VOL. 133 | NO. 87 | Tuesday, May 1, 2018
First Primaries Kick Off Busy Election Year
By Bill Dries
Shelby County voters go to the polls Tuesday, May 1, in the first of three elections this year that will take in county, state and federal offices by the time the last vote is counted in November.
The primary elections Tuesday for 23 Shelby County government offices are being watched closely by local Republican and Democratic leaders. They are watching the turnout and what the results say about the political temperament and activism of a county Hillary Clinton carried with 60 percent of the vote in the November 2016 presidential general election won by Republican Donald Trump.
The Republican base outside Memphis, but within Shelby County, was a key reason Trump carried Tennessee and won its 11 electoral votes in that election.
Turnout in the county primaries has never gone higher than 18 percent of registered voters since the first primaries for these county offices was held in 1994.
The polls open Tuesday with 8.2 percent of registered voters already voting early. Early voting turnout in the Democratic and Republican primaries was higher than in 2010 and 2014.
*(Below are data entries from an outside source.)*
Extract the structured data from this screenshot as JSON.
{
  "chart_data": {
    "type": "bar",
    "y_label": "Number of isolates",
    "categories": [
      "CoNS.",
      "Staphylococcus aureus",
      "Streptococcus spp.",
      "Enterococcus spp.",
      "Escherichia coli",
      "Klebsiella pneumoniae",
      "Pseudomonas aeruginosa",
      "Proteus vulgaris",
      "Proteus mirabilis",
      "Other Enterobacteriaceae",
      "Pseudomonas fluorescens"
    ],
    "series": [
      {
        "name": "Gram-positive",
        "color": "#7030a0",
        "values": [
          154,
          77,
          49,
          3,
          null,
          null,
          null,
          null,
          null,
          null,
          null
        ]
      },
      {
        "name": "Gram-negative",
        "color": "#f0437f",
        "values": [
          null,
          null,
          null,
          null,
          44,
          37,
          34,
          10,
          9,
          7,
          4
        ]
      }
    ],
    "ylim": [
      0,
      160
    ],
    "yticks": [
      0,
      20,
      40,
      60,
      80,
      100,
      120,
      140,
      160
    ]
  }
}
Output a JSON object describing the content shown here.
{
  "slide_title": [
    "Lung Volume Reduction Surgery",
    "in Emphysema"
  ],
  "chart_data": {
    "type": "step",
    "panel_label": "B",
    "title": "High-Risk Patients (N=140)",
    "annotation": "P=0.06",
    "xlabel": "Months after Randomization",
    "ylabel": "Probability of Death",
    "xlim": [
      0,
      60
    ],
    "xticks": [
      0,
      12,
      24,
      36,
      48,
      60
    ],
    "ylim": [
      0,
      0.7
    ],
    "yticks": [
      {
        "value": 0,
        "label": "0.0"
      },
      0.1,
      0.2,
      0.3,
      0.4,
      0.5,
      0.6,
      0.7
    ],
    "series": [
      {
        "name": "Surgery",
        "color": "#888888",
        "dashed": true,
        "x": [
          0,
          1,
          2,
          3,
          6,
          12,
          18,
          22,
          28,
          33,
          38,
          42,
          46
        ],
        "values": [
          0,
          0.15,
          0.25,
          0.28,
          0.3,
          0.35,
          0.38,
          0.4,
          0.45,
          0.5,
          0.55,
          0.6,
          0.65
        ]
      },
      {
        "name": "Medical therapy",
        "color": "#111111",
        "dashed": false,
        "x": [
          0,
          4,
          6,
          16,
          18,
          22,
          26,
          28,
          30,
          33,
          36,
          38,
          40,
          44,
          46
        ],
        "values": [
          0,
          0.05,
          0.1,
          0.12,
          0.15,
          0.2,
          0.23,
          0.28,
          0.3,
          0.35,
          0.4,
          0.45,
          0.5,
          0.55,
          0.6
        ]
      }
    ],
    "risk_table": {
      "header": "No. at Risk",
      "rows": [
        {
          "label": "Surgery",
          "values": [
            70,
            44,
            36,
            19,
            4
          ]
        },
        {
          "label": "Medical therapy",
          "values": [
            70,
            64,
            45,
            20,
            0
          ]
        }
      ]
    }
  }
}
Memphis remains more of a walk-up town when it comes to voting, with the bulk of the vote usually coming on election day compared to other parts of the state, which routinely have half of ballots cast in the early vote.
There were 41,301 early votes cast in advance of Tuesday’s election day. Of that total, 24,912 voted in the Democratic primary and 16,389 in the Republican primary.
Four years ago, the early vote total was 26,295, with 18,695 voting in the Democratic primary and 7,599 in the Republican.
In the 2010 county primaries, the last primaries with no incumbent county mayor or county sheriff seeking re-election, the early voter turnout was 31,005. Of that total, 18,292 voted in the Democratic primaries and 12,713 in the Republican primaries.
Those 2010 and 2014 elections saw the beginning of a general election sweep by Republicans of every countywide office in the election cycle in 2010 and then a successful defense of those offices by Republican incumbents in 2014. Democrats held on only to the assessor’s office, held by Democrat Cheyenne Johnson.
Democrats also retained their seven-seat majority on the 13-member County Commission in 2010 and 2014.
Since the 2014 elections, the Shelby County Democratic Party has had its charter abolished by the state party and then reformed with lots of new blood and new candidates.
Democrats have fielded contenders in every county primary, one of the goals the party’s new leadership set for this election year. In past elections, Democrats have at times left uncontested races in County Commission districts that are considered majority Republican.
Several of the Republican incumbents who won re-election four years ago are term-limited in 2018 and are running for other offices.
The term limits are a factor in what will be a new majority on the Shelby County Commission. Five of the incumbent commissioners are not seeking re-election because they are term limited. Another one, Republican George Chism, is running for trustee after one term on the commission. And Republican commissioner David Reaves decided not to seek a second term on the commission or another office.
At least seven of the 13 commissioners elected in the August county general election will be new faces to the majority Democratic body.
The race at the top of the primary ballot, Shelby County mayor, features state Sen. Lee Harris and former county commissioner Sidney Chism on the Democratic side and county trustee David Lenoir, county commissioner Terry Roland and juvenile court clerk Joy Touliatos in the Republican primary.
Fifteen of the 46 primary races are uncontested, one-candidate contests with the winners automatically advancing to the August ballot.
In two of those races, both for County Commission seats, the Democratic incumbents – Van Turner and Willie Brooks – have no opposition at all, meaning they won re-election at the Feb. 15 filing deadline.
Another five primary races – all for commission seats and all Republican primaries in districts considered heavily Democratic – have no candidate running at all, meaning the winners of the Democratic primaries Tuesday will win four of the five positions outright.
Democratic incumbent commissioner Reginald Milton, who is unopposed in his primary and has no Republican opposition, faces independent contender Vontyna Durham in August.
That leaves 26 contested primary races for voters to decide.
The largest field is the seven-candidate race in the Democratic primary for commission District 9, now held by Democrat Justin Ford, who is term limited and is running in the August primaries for the Tennessee Legislature.
Go to www.shelbyvote.com, the Shelby County Election Commission’s website to find your election day precinct if you didn’t vote early. And join @tdnpols, www.twitter.com/tdnpols, for live coverage of the returns – early and election day – once the polls close Tuesday at 7 p.m.
The highest early voter turnout by election day precinct was in the East Memphis precinct 57-00 where 17.8 percent of the 4,531 voters voted early, most of them in the Republican primary.
Next highest was 14.8 percent of the 4,644 voters in MIL-01, which votes on election day at Baker Community Center in Millington.
The third highest early voting precinct percentage was the 14 percent turnout – most of it Democratic – of the 2,949 voters in precinct 79-02, which votes on election day at Havenview Middle School in Whitehaven.